Art Histories Seminar
Mo 08 Mai 2017 | 15:00–17:00

Congolese Representations of the Female in Motion

Lesley Nicole Braun (University of Montreal / Art Histories Fellow 2016/17)

Forum Transregionale Studien, Wallotstr. 14, 14193 Berlin

Painting by Abdal 22, 1966. HO.0.1.3951, collection RMCA Tervuren. Photo: RMCA Tervuren.
Painting by Abdal 22, 1966. HO.0.1.3951, collection RMCA Tervuren. Photo: RMCA Tervuren.

The capital city of Kinshasa is often portrayed by Congolese people as a seductive, duplicitous woman, luring people in with promises of riches. The icon most closely linked to some of the perils associated with modern city life is that of the Mami Wata. Mami Wata—a mystical siren common to many African contexts, and an amalgam of diverse cultural influences—is an integral part of Kinshasa’s social imaginary. Since the 1940s, depictions of Mami Wata have multiplied, circulating in popular paintings, songs, and dance. Most recently, her image swims through the channels of the internet.

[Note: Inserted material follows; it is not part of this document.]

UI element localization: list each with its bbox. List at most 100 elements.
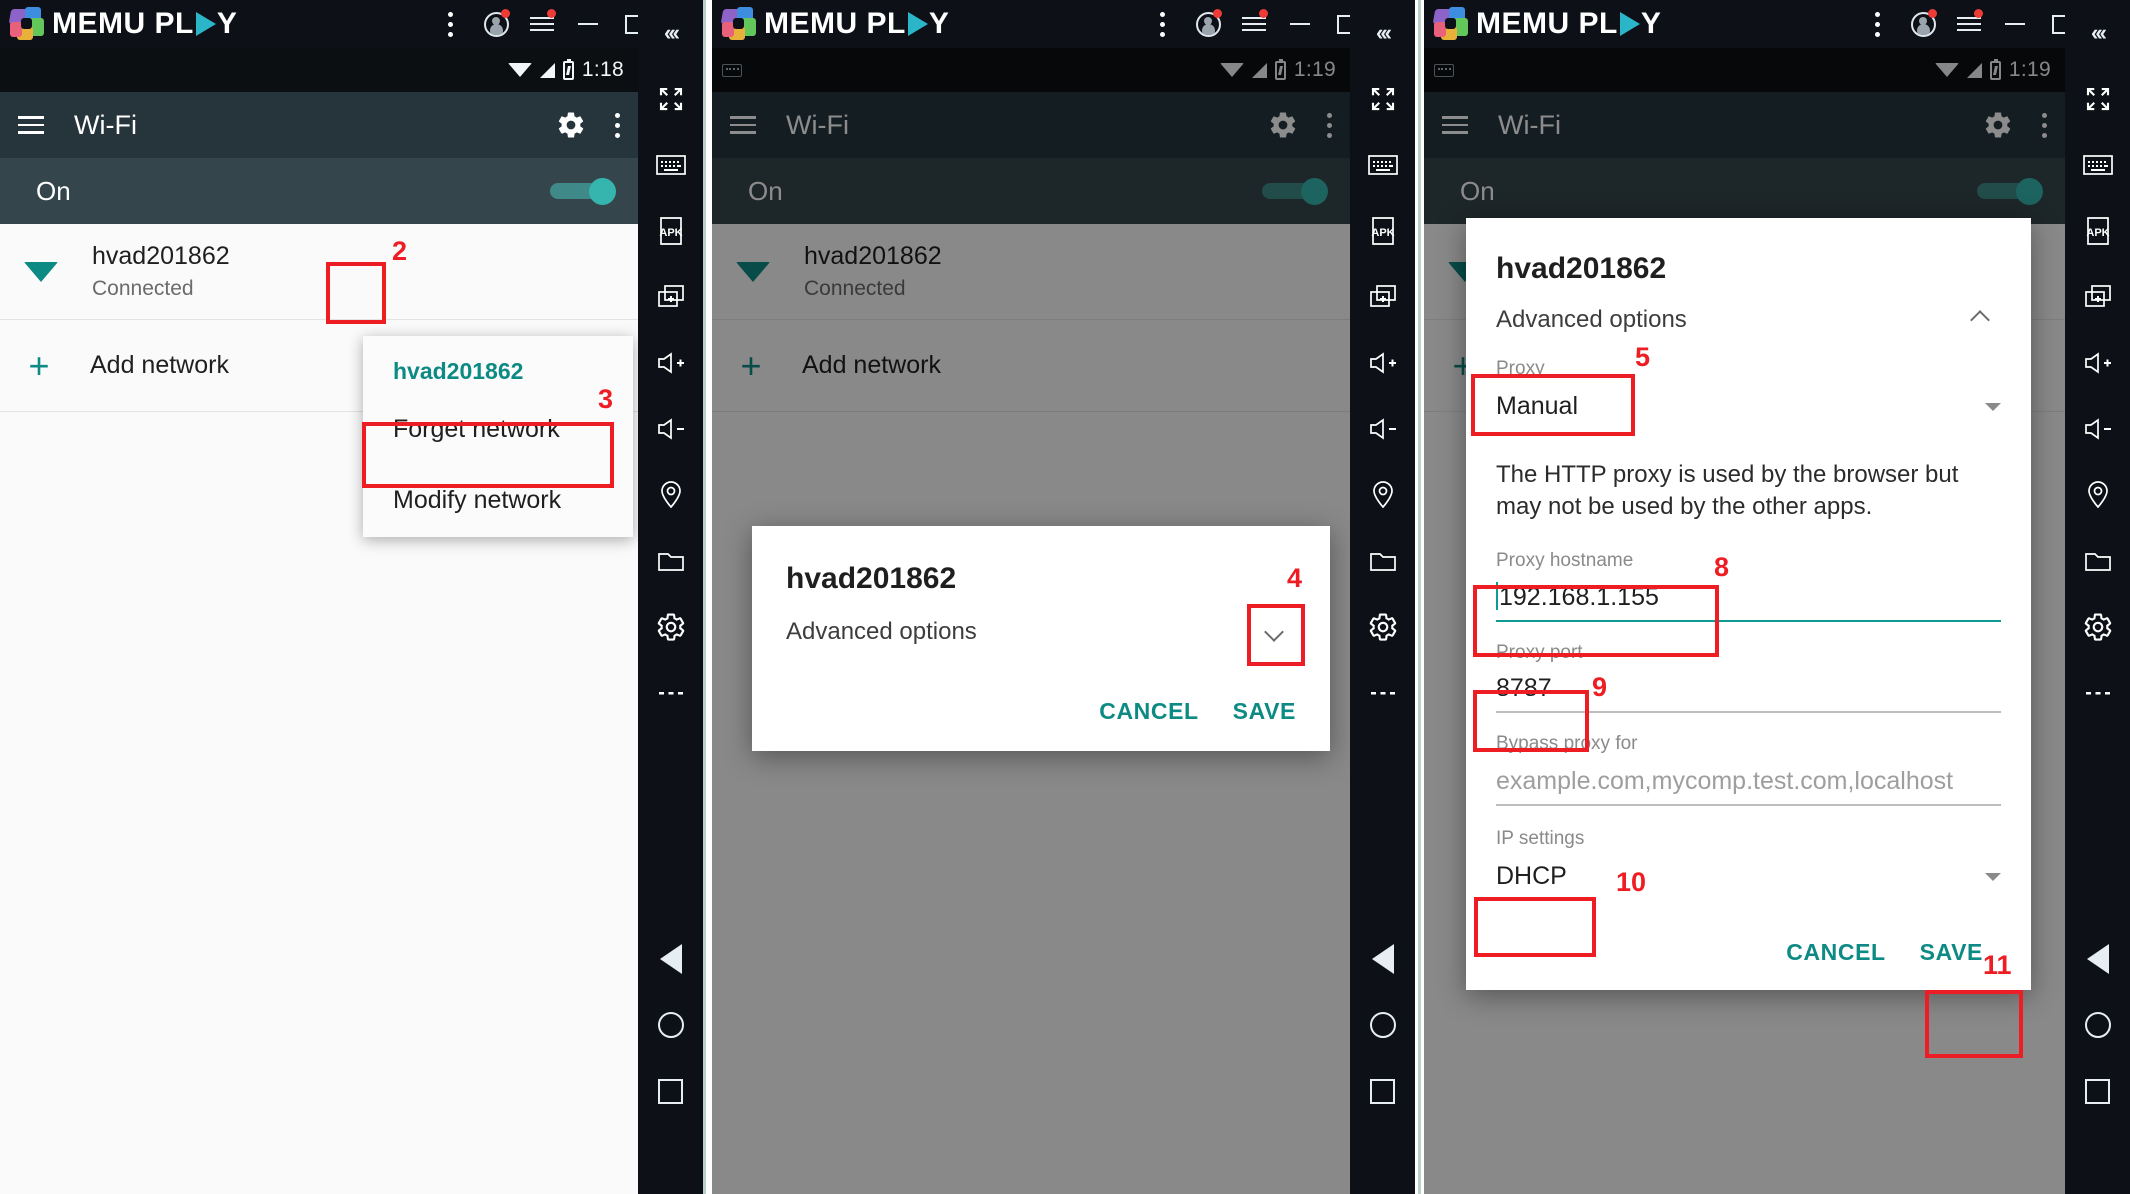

Mami Wata communicates both the dubious nature of material accumulation as well as the dangers of women’s seductive powers which can lure men and women into unbridled consumption.The vicissitudes of economic life in the city require a particular kind of quotidian choreography, one which is characterized by improvisation and visibility. This paper explores some aesthetic representations of women’s visibility and the anxieties surrounding it. Specifically, we will consider the ways in which popular concert dancers are seen as an embodiment of the ambiguous forces associated with Mami Wata.
 

Lesley Braun is an anthropologist with a doctorate from the University of Montreal. Based on eighteen months of fieldwork in Kinshasa, her book manuscript explores the world of Congolese popular dance, and the ways in which dancers challenge the status and roles of women in Congo. The concert dancer is perhaps the most visible figure in the Congolese public sphere, and her visibility circulating in popular culture and new media technology upsets norms espoused by intersecting traditional, colonial, and Pentecostal discourse. Braun is recipient of the Joseph-Armand Bombardier Doctoral Award granted by the Canadian Social Sciences and Humanities Research Council. Her research has been funded by the Fonds de Rechereche Société et Culture du Québec, and the Wenner-Gren Foundation.